Nuestra infancia fue un lugar repleto de plasticidad en donde nuestros primeros sabores y emociones se confundían con los miedos de las primeras pérdidas. Todo se acumulaba en nuestra memoria como en un disco duro que nos ha permitido siempre volver porque era un espacio pautado, un refugio acogedor al que siempre era grato regresar. Volvíamos al valor curativo de esos ritos de paso, a los recorridos familiares del día de Reyes, a la búsqueda de los regalos. Un viaje tan entrañable como las cartulinas con las que el cartero y el sereno nos felicitaban las fiestas y nos pedían el aguinaldo. Era la fragilidad y la belleza de los momentos difíciles, de aquellos espacios compartidos. Uno de los ritos de nuestra infancia era esa noche de Reyes. Esa noche salían nuestros padres, paseaban por el centro, recorrían las jugueterías «El clavell» y «Los tres reyes» y se acercaban a la «Casa de los caramelos» a por golosinas y globos. Al volver a casa preparaban el escenario para la pequeña representación que tendría lugar la mañana siguiente. Muchos años después reproducirías en tu hogar aquellas pautas, buscando encontrar de nuevo las caras de asombro y de sorpresa ante los caminos de la vida abiertos, los espacios por recorrer, los rumbos por buscar y los objetivos que perseguir.

Ahora, la infancia se reduce y la adolescencia se alarga tanto que piensas que habría que crear, desde las redes sociales, un movimiento para salvar la infancia y darle espacio.
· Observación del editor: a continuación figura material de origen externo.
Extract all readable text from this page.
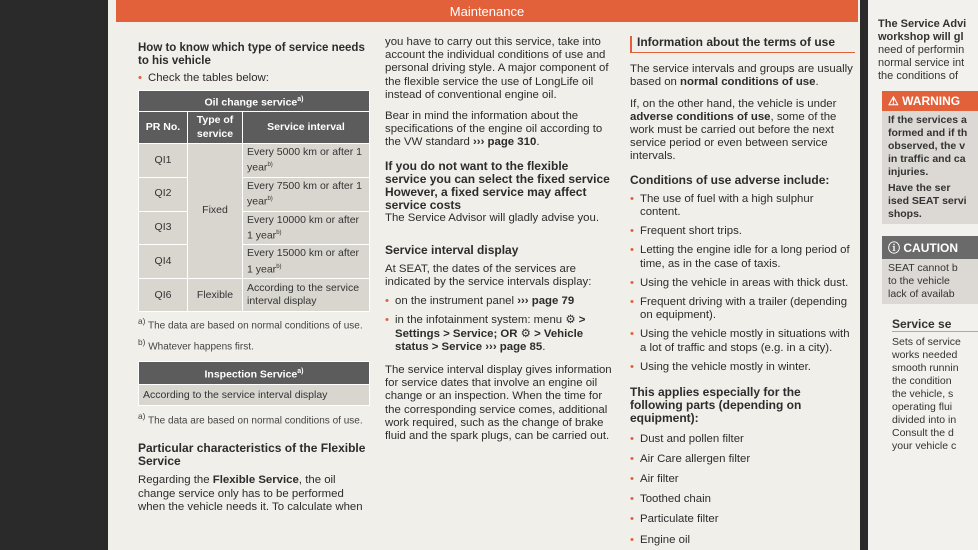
Maintenance
How to know which type of service needs to his vehicle

• Check the tables below:

Oil change service$^{a)}$
PR No.	Type of service	Service interval
QI1	Fixed	Every 5000 km or after 1 year$^{b)}$
QI2		Every 7500 km or after 1 year$^{b)}$
QI3		Every 10000 km or after 1 year$^{b)}$
QI4		Every 15000 km or after 1 year$^{b)}$
QI6	Flexible	According to the service interval display
$^{a)}$ The data are based on normal conditions of use.
$^{b)}$ Whatever happens first.
Inspection Service$^{a)}$
According to the service interval display
$^{a)}$ The data are based on normal conditions of use.
Particular characteristics of the Flexible Service
Regarding the Flexible Service, the oil change service only has to be performed when the vehicle needs it. To calculate when
you have to carry out this service, take into account the individual conditions of use and personal driving style. A major component of the flexible service the use of LongLife oil instead of conventional engine oil.
Bear in mind the information about the specifications of the engine oil according to the VW standard ››› page 310.
If you do not want to the flexible service you can select the fixed service However, a fixed service may affect service costs
The Service Advisor will gladly advise you.
Service interval display
At SEAT, the dates of the services are indicated by the service intervals display:

• on the instrument panel ››› page 79

• in the infotainment system: menu ⚙ > Settings > Service; OR ⚙ > Vehicle status > Service ››› page 85.

The service interval display gives information for service dates that involve an engine oil change or an inspection. When the time for the corresponding service comes, additional work required, such as the change of brake fluid and the spark plugs, can be carried out.
Information about the terms of use
The service intervals and groups are usually based on normal conditions of use.
If, on the other hand, the vehicle is under adverse conditions of use, some of the work must be carried out before the next service period or even between service intervals.
Conditions of use adverse include:

• The use of fuel with a high sulphur content.

• Frequent short trips.

• Letting the engine idle for a long period of time, as in the case of taxis.

• Using the vehicle in areas with thick dust.

• Frequent driving with a trailer (depending on equipment).

• Using the vehicle mostly in situations with a lot of traffic and stops (e.g. in a city).

• Using the vehicle mostly in winter.

This applies especially for the following parts (depending on equipment):

• Dust and pollen filter

• Air Care allergen filter

• Air filter

• Toothed chain

• Particulate filter

• Engine oil

The Service Advi
workshop will gl
need of performin
normal service int
the conditions of
⚠ WARNING
If the services a
formed and if th
observed, the v
in traffic and ca
injuries.
Have the ser
ised SEAT servi
shops.
ⓘ CAUTION
SEAT cannot b
to the vehicle
lack of availab
Service se
Sets of service
works needed
smooth runnin
the condition
the vehicle, s
operating flui
divided into in
Consult the d
your vehicle c
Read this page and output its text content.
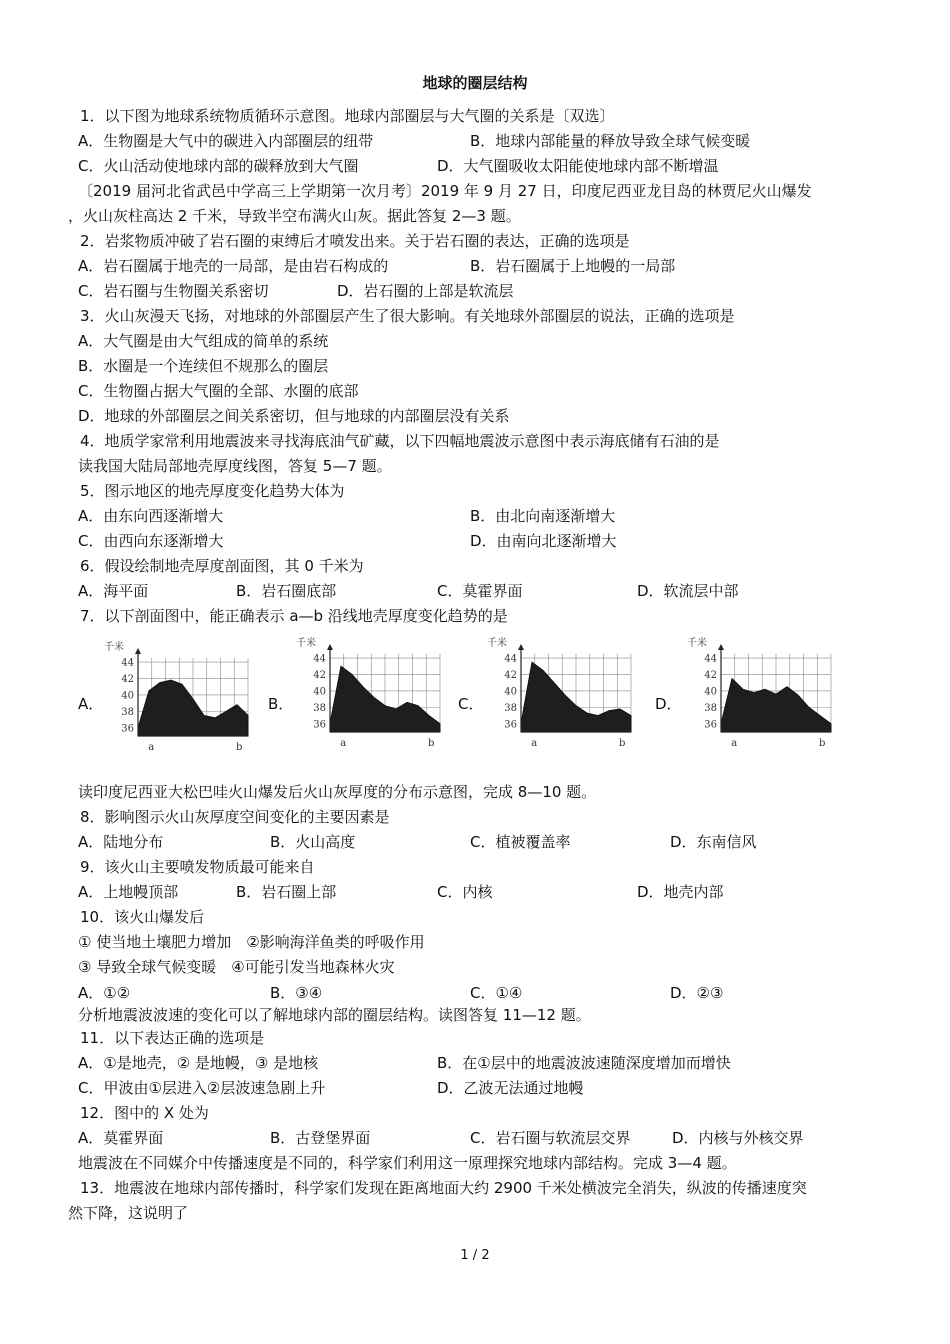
地球的圈层结构
1．以下图为地球系统物质循环示意图。地球内部圈层与大气圈的关系是〔双选〕
A．生物圈是大气中的碳进入内部圈层的纽带	B．地球内部能量的释放导致全球气候变暖
C．火山活动使地球内部的碳释放到大气圈	D．大气圈吸收太阳能使地球内部不断增温
〔2019 届河北省武邑中学高三上学期第一次月考〕2019 年 9 月 27 日，印度尼西亚龙目岛的林贾尼火山爆发
，火山灰柱高达 2 千米，导致半空布满火山灰。据此答复 2—3 题。
2．岩浆物质冲破了岩石圈的束缚后才喷发出来。关于岩石圈的表达，正确的选项是
A．岩石圈属于地壳的一局部，是由岩石构成的	B．岩石圈属于上地幔的一局部
C．岩石圈与生物圈关系密切	D．岩石圈的上部是软流层
3．火山灰漫天飞扬，对地球的外部圈层产生了很大影响。有关地球外部圈层的说法，正确的选项是
A．大气圈是由大气组成的简单的系统
B．水圈是一个连续但不规那么的圈层
C．生物圈占据大气圈的全部、水圈的底部
D．地球的外部圈层之间关系密切，但与地球的内部圈层没有关系
4．地质学家常利用地震波来寻找海底油气矿藏，以下四幅地震波示意图中表示海底储有石油的是
读我国大陆局部地壳厚度线图，答复 5—7 题。
5．图示地区的地壳厚度变化趋势大体为
A．由东向西逐渐增大	B．由北向南逐渐增大
C．由西向东逐渐增大	D．由南向北逐渐增大
6．假设绘制地壳厚度剖面图，其 0 千米为
A．海平面	B．岩石圈底部	C．莫霍界面	D．软流层中部
7．以下剖面图中，能正确表示 a—b 沿线地壳厚度变化趋势的是
A．	B．	C．	D．
千米
44
42
40
38
36
a	b
千米
44
42
40
38
36
a	b
千米
44
42
40
38
36
a	b
千米
44
42
40
38
36
a	b
读印度尼西亚大松巴哇火山爆发后火山灰厚度的分布示意图，完成 8—10 题。
8．影响图示火山灰厚度空间变化的主要因素是
A．陆地分布	B．火山高度	C．植被覆盖率	D．东南信风
9．该火山主要喷发物质最可能来自
A．上地幔顶部	B．岩石圈上部	C．内核	D．地壳内部
10．该火山爆发后
① 使当地土壤肥力增加　②影响海洋鱼类的呼吸作用
③ 导致全球气候变暖　④可能引发当地森林火灾
A．①②	B．③④	C．①④	D．②③
分析地震波波速的变化可以了解地球内部的圈层结构。读图答复 11—12 题。
11．以下表达正确的选项是
A．①是地壳，② 是地幔，③ 是地核	B．在①层中的地震波波速随深度增加而增快
C．甲波由①层进入②层波速急剧上升	D．乙波无法通过地幔
12．图中的 X 处为
A．莫霍界面	B．古登堡界面	C．岩石圈与软流层交界	D．内核与外核交界
地震波在不同媒介中传播速度是不同的，科学家们利用这一原理探究地球内部结构。完成 3—4 题。
13．地震波在地球内部传播时，科学家们发现在距离地面大约 2900 千米处横波完全消失，纵波的传播速度突
然下降，这说明了
1 / 2
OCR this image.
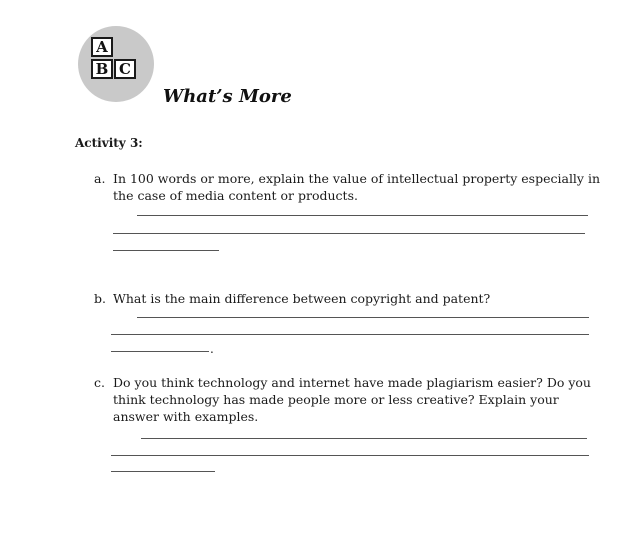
A
B C
What’s More
Activity 3:
a. In 100 words or more, explain the value of intellectual property especially in
the case of media content or products.
b. What is the main difference between copyright and patent?
.
c. Do you think technology and internet have made plagiarism easier? Do you
think technology has made people more or less creative? Explain your
answer with examples.
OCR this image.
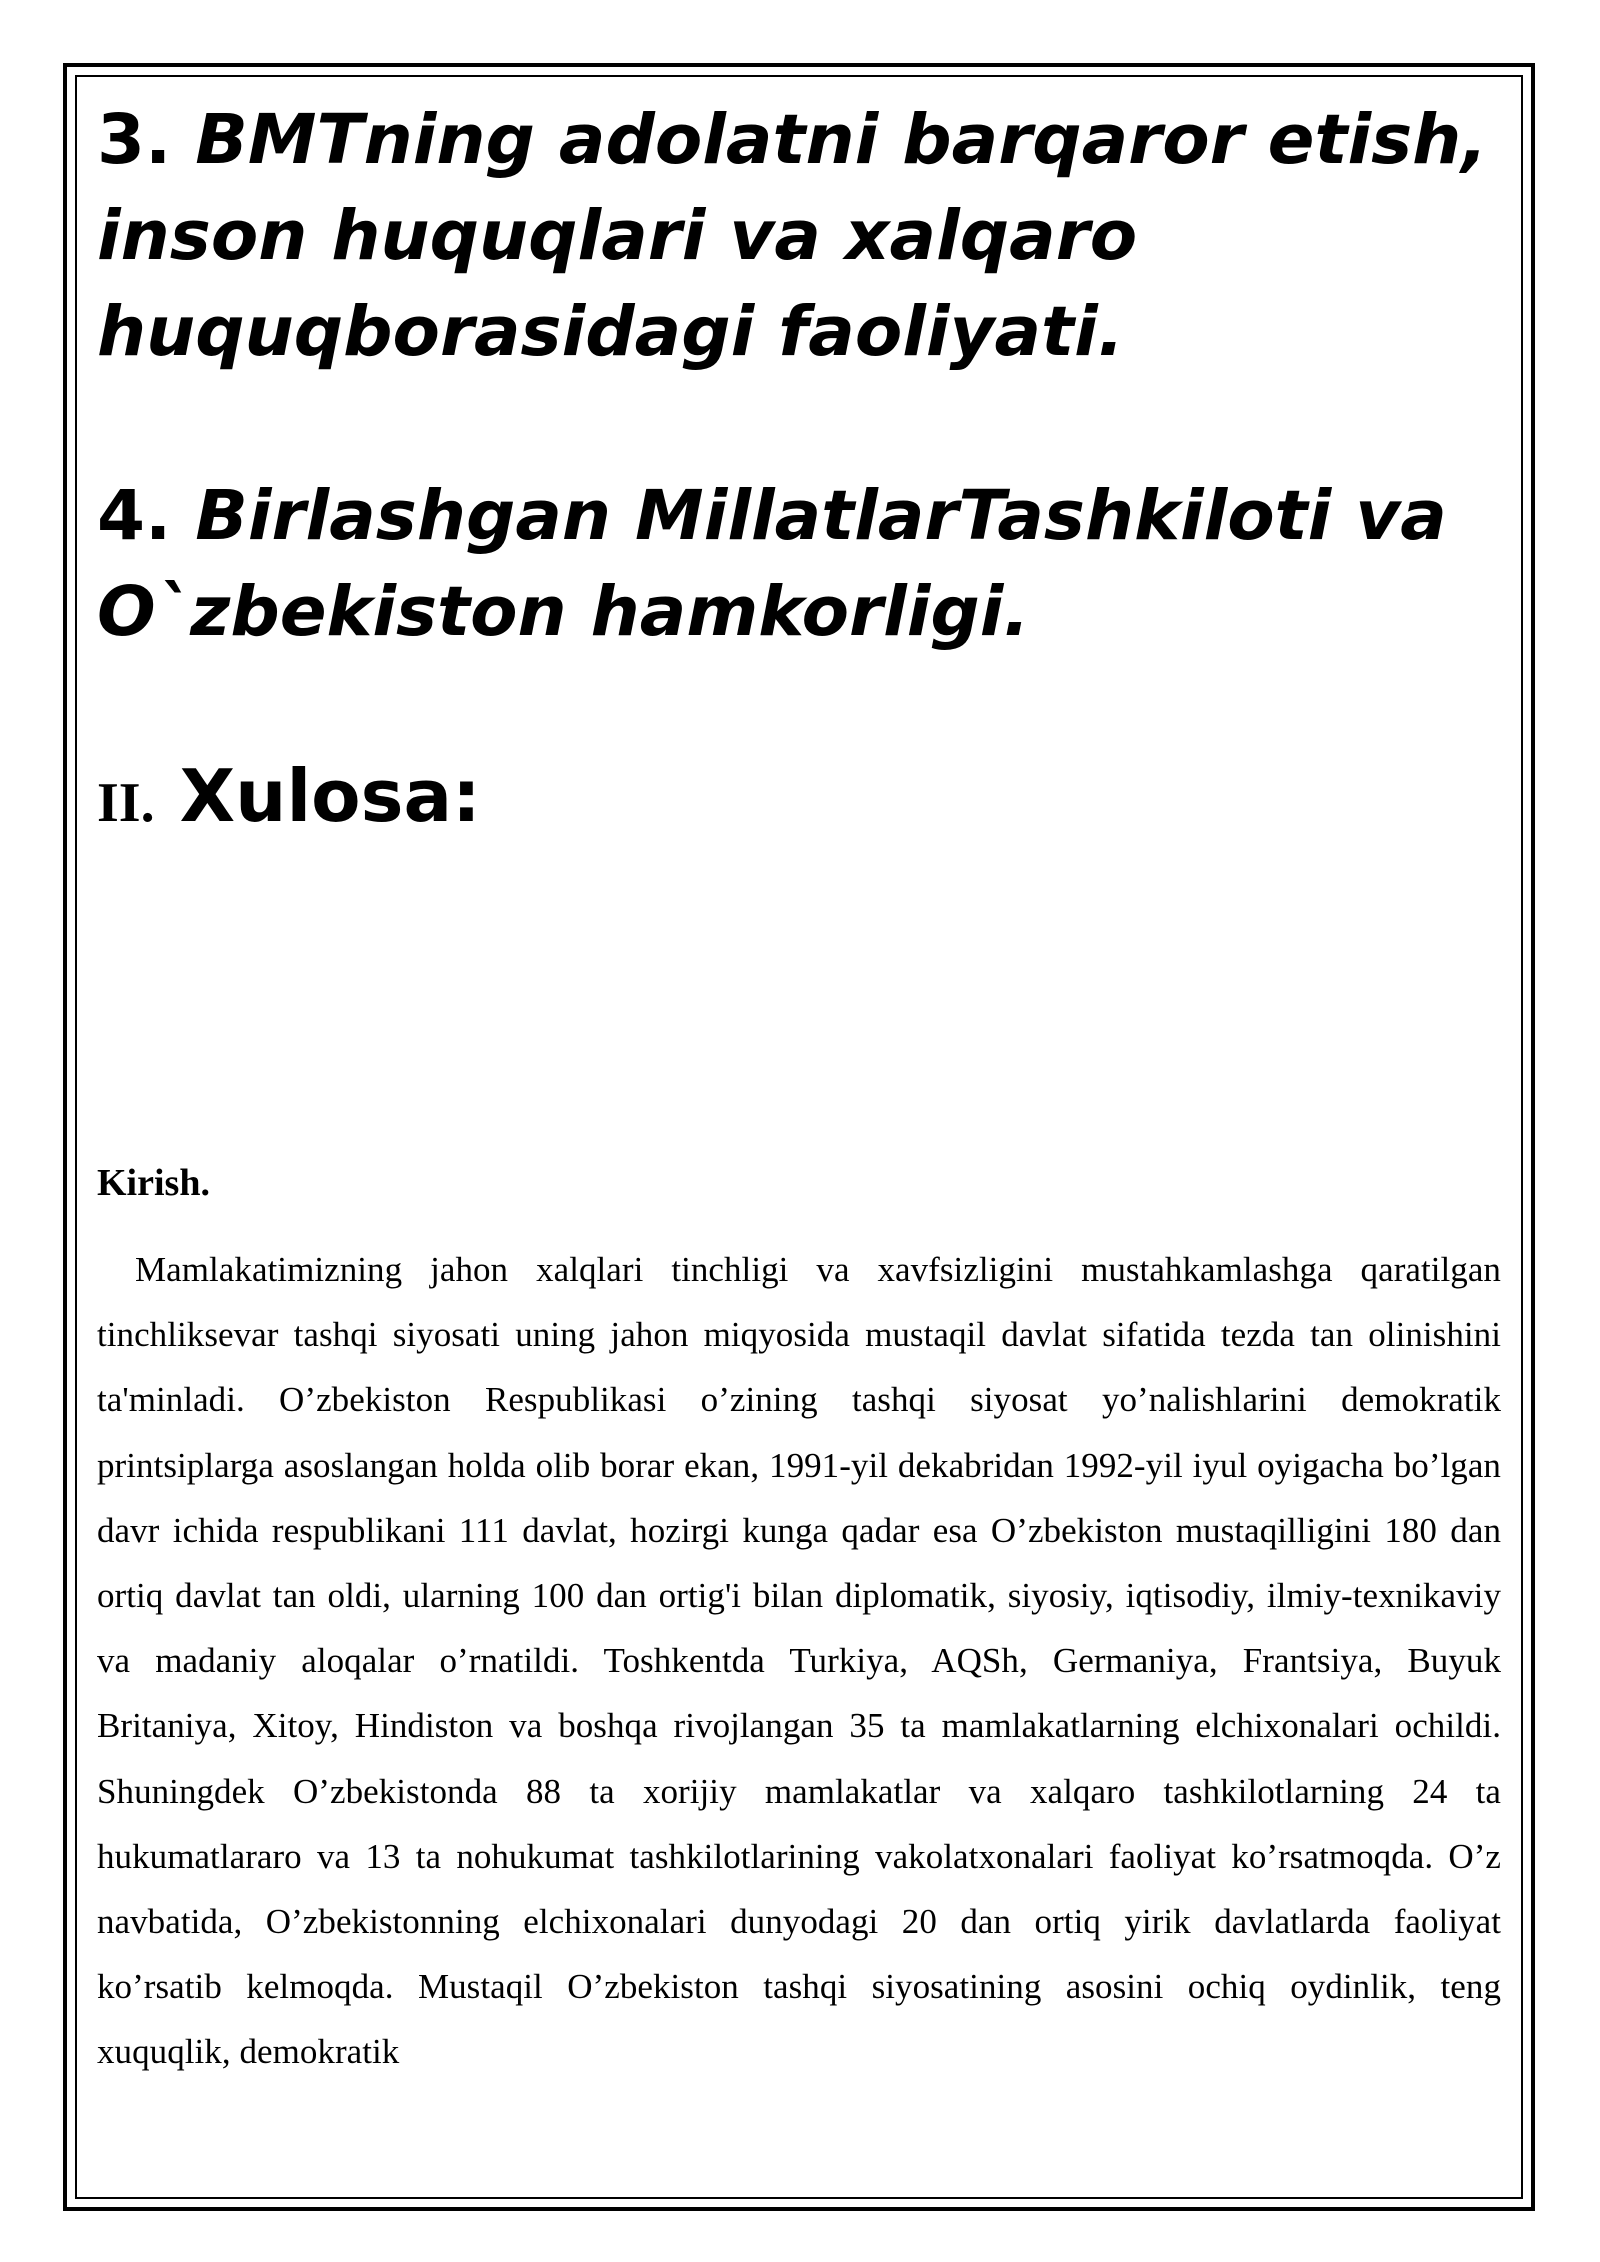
3. BMTning adolatni barqaror etish, inson huquqlari va xalqaro huquqborasidagi faoliyati.
4. Birlashgan MillatlarTashkiloti va O`zbekiston hamkorligi.
II. Xulosa:
Kirish.

Mamlakatimizning jahon xalqlari tinchligi va xavfsizligini mustahkamlashga qaratilgan tinchliksevar tashqi siyosati uning jahon miqyosida mustaqil davlat sifatida tezda tan olinishini ta'minladi. O’zbekiston Respublikasi o’zining tashqi siyosat yo’nalishlarini demokratik printsiplarga asoslangan holda olib borar ekan, 1991-yil dekabridan 1992-yil iyul oyigacha bo’lgan davr ichida respublikani 111 davlat, hozirgi kunga qadar esa O’zbekiston mustaqilligini 180 dan ortiq davlat tan oldi, ularning 100 dan ortig'i bilan diplomatik, siyosiy, iqtisodiy, ilmiy-texnikaviy va madaniy aloqalar o’rnatildi. Toshkentda Turkiya, AQSh, Germaniya, Frantsiya, Buyuk Britaniya, Xitoy, Hindiston va boshqa rivojlangan 35 ta mamlakatlarning elchixonalari ochildi. Shuningdek O’zbekistonda 88 ta xorijiy mamlakatlar va xalqaro tashkilotlarning 24 ta hukumatlararo va 13 ta nohukumat tashkilotlarining vakolatxonalari faoliyat ko’rsatmoqda. O’z navbatida, O’zbekistonning elchixonalari dunyodagi 20 dan ortiq yirik davlatlarda faoliyat ko’rsatib kelmoqda. Mustaqil O’zbekiston tashqi siyosatining asosini ochiq oydinlik, teng xuquqlik, demokratik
Antes se vivía alrededor de los niños, de sus juegos y ahora vivimos con el ruido de fondo de las Casandras que anuncian todas sus catástrofes y que ni con la llegada del año nuevo o de la noche de reyes han roto su monótono y monocorde sonido de los números, la fría matemática de los mercados, el esotérico lenguaje de los ajustes y los datos económicos con sus abrumadoras estadísticas que glorifican la eficiencia de unas cifras que incrementan el miedo y reducen nuestro espacio vital persiguiendo nuestros deseos. Tiene razón Houellebecq: «No sé lo que puede ser la humanidad, pero en el mundo presente han impuesto normas excesivas sin aportar a cambio satisfacciones reales».

Pero esta noche volvamos a la epifanía de la infancia porque existen los deseos, las emociones se transmiten y la vida continúa alrededor de esas familias que visitan y reciben a los magos de Oriente. Todos necesitamos un ángel en la noche de Reyes, ángeles a los que admirar. Nuestra generación tiene la suerte de contar con ellos, de poder admirar su trayectoria vital. A Leopold Hawelka, que en su café de la Dorotheergasse vienesa permanecía un par de horas en su banco forrado de telas rojas y amarillas. A Bohumil Hrabal en su mesa de la cervecería «El tigre de oro», a Vaclav Havel en el café «Slavia», junto al teatro Nacional. Ese Havel que sostenía que «la esperanza, definitivamente, no es lo mismo que el optimismo. No es la convicción de que algo va a salir bien, sino más bien la certeza de que algo tiene un sentido, más allá de los resultados».

Se trata de buscar el orden invisible de las cosas, de organizar pequeñas representaciones para continuar el juego. Una noche mágica que nunca debe terminar para que podamos mantener siempre abierta la lista de las preguntas, como Pablo Neruda en su obra póstuma El libro de las preguntas: «¿Sufre más el que espera siempre/Que aquel que nunca espera a nadie?" […] ¿Dónde está el niño que yo fui/Sigue dentro de mí o se fue? […] ¿Es verdad que las esperanzas/Deben regarse con rocío? […] ¿Quiénes gritaron de alegría/Cuando nació el color azul?».